Typically, research exercises ask questions about a product or its competition. Sometimes questions are as simple as, “Which color do you like?” This reveals, say, that when it comes to cars, a general audience prefers black and neutral metallic silver to pink and lime green 97 times out of 100.
However, it takes more than quantitative research like the above example to do good industrial design. Qualitative research is just as important. Observe the market to find out how typical users approach a product. What makes users pick one product over another? What are significant visual cues that influence a first choice?
Our firm has been successful with this sort of research since learning from a mistake made a decade ago. The product: An educational toy based on the idea of combining play with learning. Called Music Blocks, the toy lets children play with building blocks to create music. Toy sales did bring in millions of dollars. It was a successful design in that interactions were intuitive for a child. But hindsight revealed we had not put enough time into qualitative research.

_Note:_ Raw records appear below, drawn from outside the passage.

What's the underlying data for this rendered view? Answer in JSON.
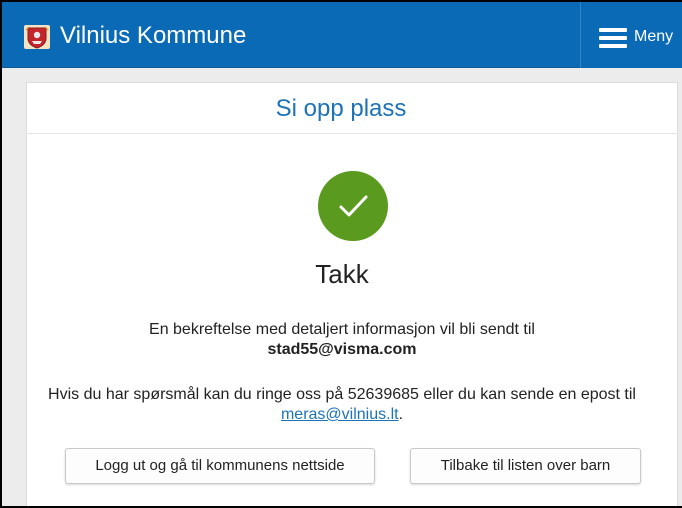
{
  "header": {
    "app_title": "Vilnius Kommune",
    "menu_label": "Meny",
    "logo_icon": "coat-of-arms-icon",
    "menu_icon": "hamburger-menu-icon"
  },
  "panel": {
    "title": "Si opp plass",
    "success_icon": "checkmark-icon",
    "heading": "Takk",
    "confirm_text": "En bekreftelse med detaljert informasjon vil bli sendt til",
    "confirm_email": "stad55@visma.com",
    "contact_text": "Hvis du har spørsmål kan du ringe oss på 52639685 eller du kan sende en epost til",
    "contact_link": "meras@vilnius.lt",
    "contact_suffix": "."
  },
  "actions": {
    "logout_label": "Logg ut og gå til kommunens nettside",
    "back_label": "Tilbake til listen over barn"
  },
  "colors": {
    "topbar": "#0a6ab6",
    "accent_text": "#1d73b8",
    "success": "#5a9a1f"
  }
}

Quantitative research had showed us that nine out of 10 children will play with the toy. What it didn’t show was how. We thus had no inkling that the toy worked best when one child at a time played with it. When more than one child got involved, things rapidly fell apart. A child playing solo could learn to construct music via visual semantics and intuitive interactions with building blocks. Two children, though, might be on completely different discovery paths, while limited to the same set of tools. Had we seen this qualitative behavior in our initial research, we might have gotten better ideas for play among groups of children.
So it takes qualitative and quantitative research to come up with the best product specifications. Companies without the internal resources to do research should use consultants. A ton of lowhanging fruit is out there, ripe for the picking. Make sure your company isn’t left behind holding an empty basket.
Fun tip for those doing focus testing: “Play The Price is Right.” Provide users with examples of three or four of your designs. Remove all brand labels. Ask respondents to select a price for each product from a card that lists prices in increasing amounts. Once everyone is finished, ask them why they priced one product more than another. Results are likely to surprise and inform you.